The first plan, which Lacasse and his friends drew up right after hearing of Souter's vote in the Kelo eminent-domain case last year, was for the town to seize Souter's property and turn it into a park with a monument to the Constitution. But then Lacasse, a local architect, switched to an idea proposed by an activist from California: turning it into the Lost Liberty Hotel.

"Actually, it would be more like a bed and breakfast," Lacasse said. "We'd use the front of the house for a cafe and a little museum. There'd be nine suites, with a black robe in each of the closets."

So far Souter has not joined the local debate on the proposal, something that makes him fairly unusual in this country town near Manchester. The Lost Liberty Hotel has dominated the campaign debate and the pages of The Weare Free Press. There seem to be two main factions: those who oppose the Kelo decision and want to punish Souter by taking his property, and those who oppose the Kelo decision but want to leave him alone.

"I don't agree with the decision, but I love David to death," said Matt Compagna, a mechanic. "When our barn burned down, he was there at 3 a.m. helping us. Coldest night of the year. He's a decent man. Why should he lose his house even if he made the wrong decision?"

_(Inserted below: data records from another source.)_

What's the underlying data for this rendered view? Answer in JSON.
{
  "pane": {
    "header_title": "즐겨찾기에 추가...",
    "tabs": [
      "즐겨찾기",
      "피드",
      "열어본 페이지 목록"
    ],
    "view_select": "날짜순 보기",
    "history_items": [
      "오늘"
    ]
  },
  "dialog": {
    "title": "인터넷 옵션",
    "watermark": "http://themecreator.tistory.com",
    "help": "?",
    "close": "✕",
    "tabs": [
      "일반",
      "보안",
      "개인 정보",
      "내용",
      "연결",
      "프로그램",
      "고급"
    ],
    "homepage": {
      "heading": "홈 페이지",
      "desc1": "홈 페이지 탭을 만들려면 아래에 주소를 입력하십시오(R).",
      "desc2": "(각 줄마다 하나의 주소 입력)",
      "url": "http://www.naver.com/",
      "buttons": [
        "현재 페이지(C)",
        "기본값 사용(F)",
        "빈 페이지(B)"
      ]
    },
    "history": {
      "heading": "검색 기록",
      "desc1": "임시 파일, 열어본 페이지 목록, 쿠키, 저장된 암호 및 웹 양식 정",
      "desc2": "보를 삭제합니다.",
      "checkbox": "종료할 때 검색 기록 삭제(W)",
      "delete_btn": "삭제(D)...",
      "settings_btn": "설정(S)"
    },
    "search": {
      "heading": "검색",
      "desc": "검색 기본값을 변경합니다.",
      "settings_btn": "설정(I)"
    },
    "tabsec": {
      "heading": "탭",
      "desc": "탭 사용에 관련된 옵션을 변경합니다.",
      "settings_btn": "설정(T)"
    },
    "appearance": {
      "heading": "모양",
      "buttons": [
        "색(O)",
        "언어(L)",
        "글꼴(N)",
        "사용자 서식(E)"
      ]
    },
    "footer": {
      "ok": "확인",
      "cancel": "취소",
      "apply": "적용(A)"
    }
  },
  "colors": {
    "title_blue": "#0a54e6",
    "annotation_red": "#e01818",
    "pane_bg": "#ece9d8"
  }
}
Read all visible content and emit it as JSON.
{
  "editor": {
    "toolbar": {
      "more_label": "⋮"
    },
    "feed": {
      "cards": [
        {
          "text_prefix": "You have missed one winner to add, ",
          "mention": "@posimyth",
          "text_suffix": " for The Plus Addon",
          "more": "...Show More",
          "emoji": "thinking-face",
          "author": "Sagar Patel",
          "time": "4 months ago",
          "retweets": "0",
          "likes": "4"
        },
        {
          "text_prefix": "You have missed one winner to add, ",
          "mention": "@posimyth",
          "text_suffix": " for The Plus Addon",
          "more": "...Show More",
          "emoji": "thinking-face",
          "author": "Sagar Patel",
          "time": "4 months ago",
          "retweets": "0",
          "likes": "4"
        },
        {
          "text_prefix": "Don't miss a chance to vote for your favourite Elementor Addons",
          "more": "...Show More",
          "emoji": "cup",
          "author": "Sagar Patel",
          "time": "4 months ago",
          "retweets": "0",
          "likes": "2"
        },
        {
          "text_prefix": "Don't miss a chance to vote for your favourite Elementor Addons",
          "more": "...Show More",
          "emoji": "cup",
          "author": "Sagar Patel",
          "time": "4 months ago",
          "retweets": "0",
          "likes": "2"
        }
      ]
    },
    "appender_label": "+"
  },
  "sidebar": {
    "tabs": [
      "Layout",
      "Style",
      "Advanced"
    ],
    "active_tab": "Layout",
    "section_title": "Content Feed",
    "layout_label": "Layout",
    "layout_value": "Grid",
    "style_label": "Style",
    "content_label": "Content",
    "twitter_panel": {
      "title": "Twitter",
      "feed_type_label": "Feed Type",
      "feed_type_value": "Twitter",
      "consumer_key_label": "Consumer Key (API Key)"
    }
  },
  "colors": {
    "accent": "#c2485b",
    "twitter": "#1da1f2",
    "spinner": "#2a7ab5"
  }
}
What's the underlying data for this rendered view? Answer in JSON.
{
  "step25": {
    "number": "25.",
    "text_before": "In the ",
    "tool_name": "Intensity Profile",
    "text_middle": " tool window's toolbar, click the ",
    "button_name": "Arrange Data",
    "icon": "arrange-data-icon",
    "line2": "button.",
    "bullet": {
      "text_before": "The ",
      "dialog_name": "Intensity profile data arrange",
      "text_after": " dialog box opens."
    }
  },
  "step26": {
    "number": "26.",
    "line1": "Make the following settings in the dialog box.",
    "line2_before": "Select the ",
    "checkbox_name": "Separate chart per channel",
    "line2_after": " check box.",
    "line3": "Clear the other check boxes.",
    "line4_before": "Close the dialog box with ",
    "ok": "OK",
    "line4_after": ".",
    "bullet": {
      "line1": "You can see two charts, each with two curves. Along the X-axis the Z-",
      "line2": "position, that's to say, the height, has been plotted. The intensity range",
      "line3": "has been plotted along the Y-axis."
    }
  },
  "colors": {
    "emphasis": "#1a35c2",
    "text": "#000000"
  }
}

The answer from Lacasse and a fellow candidate running on the same issue is that taking the house would serve a larger "public use" — the same reason given in the Kelo decision for taking people's homes in New London, Conn. That 5-to-4 decision set off a revolt in Weare and across the country because of the way Souter and the rest of the justices in the majority interpreted the Fifth Amendment phrase.

Most Americans have the traditional idea that property can be taken for "public use" if it is actually going to be used by the public as, for example, a road or a park. But that definition gradually expanded over the last half-century as the Supreme Court ruled that property could be seized and turned over to private parties if there were special circumstances and an overriding public benefit, like eliminating "blight" in a poor Washington neighborhood or breaking up an land oligopoly in Hawaii.

The Kelo case, however, went way beyond those decisions, allowing the town of New London to seize property that wasn't blighted simply because it thought it could find a developer to make better use of the property. It was a new version of the field of dreams theory: if you tear it down, they will come.

"The Kelo decision wasn't compelled by legal precedents," says Richard Epstein, a law professor at the University of Chicago. "It wasn't a case of eliminating blight or breaking up an oligopoly. There was no precedent for kicking people out of their private homes just to warehouse the land for future development."

The Kelo case was an opportunity for the justices to put limits on the use of eminent domain — and to look at how the power had been abused since cities had begun using expanded powers of eminent domain half a century ago. As Clarence Thomas pointed out in his dissenting opinion in Kelo, "In cities across the country, urban renewal came to be known as 'Negro removal.' "

Activists of all political stripes have been fighting to preserve neighborhoods and complaining that eminent domain is unfairly destroying homes and displacing small businesses to make room for large retailers and corporations.

If Souter and the other four concurring justices had ever thought that they could be lose their own homes, they would probably have paid more attention to the critics of eminent domain. I doubt that they would have worked so hard to reinterpret the Fifth Amendment. But as much as I admire Lacasse's plans for the Lost Liberty Hotel, at this point I think it would be overkill.

However the vote comes out today, Lacasse and his allies have succeeded in embarrassing Souter, and that's enough. Compagna is right: a judge should be able to make a bad or unpopular decision without losing his home. But he does deserve a reality check, and Souter's neighbors have obliged.